Energy storage materials to modulate indoor microclimates are needed to improve energy efficiency and for human comfort. Of these, phase-change material (PCM) is considered a very useful material because of its excellent latent heat energy storage. For application, some synthetic porous materials for supporting PCM are usually not friendly enough for people and housing environments due to their non-degradation characteristics. Hence, to develop an eco-friendly porous material is needed in order to encapsulate PCM composites that are always expected in indoor applications. In this work, heat-treated bamboo bricks were delignified to provide a delignified bamboo (DB) matrix. A phase-change composite was then fabricated by impregnating DB with polyethylene glycol (PEG) polymer. Impregnation was carried out under wet conditions to ensure the regular arrangement of the DB structure so as to achieve dimensional stability. The final DB/PEG composite was investigated for dimensional stability, load rate, latent heat, and phase-change temperature.
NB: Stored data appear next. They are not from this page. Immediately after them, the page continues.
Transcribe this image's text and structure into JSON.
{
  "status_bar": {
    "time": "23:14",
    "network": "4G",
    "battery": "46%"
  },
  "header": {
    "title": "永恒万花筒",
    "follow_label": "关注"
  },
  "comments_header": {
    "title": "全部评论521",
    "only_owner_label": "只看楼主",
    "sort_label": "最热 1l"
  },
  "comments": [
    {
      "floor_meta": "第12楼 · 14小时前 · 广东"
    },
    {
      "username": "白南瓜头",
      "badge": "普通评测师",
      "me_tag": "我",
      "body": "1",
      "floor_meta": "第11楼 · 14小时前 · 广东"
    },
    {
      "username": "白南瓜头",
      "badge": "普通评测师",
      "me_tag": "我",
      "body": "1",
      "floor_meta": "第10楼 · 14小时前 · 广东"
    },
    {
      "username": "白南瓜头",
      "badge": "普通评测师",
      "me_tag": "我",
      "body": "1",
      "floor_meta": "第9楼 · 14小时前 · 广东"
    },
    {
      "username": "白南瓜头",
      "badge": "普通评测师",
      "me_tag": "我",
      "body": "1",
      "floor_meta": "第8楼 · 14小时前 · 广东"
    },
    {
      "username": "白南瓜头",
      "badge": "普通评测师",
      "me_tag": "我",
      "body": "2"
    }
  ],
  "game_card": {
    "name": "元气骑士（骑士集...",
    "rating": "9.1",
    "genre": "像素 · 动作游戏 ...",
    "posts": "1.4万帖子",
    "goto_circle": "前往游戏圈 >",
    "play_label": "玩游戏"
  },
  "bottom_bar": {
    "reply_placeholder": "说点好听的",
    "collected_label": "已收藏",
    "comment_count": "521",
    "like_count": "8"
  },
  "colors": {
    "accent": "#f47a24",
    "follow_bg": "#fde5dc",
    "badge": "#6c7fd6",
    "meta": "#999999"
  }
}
Results showed that the DB matrix could be easily impregnated with PEG polymer under wet conditions, and the DB/PEG composite was found to have high enthalpy and a large phase-change temperature interval. Moreover, the composite was found to be a good regulator of indoor temperature and a stable dimension with a snow-white appearance. In summary, this DB/PEG composite is an energy storage material with the potential to modulate ambient indoor temperature and reduce building energy consumption.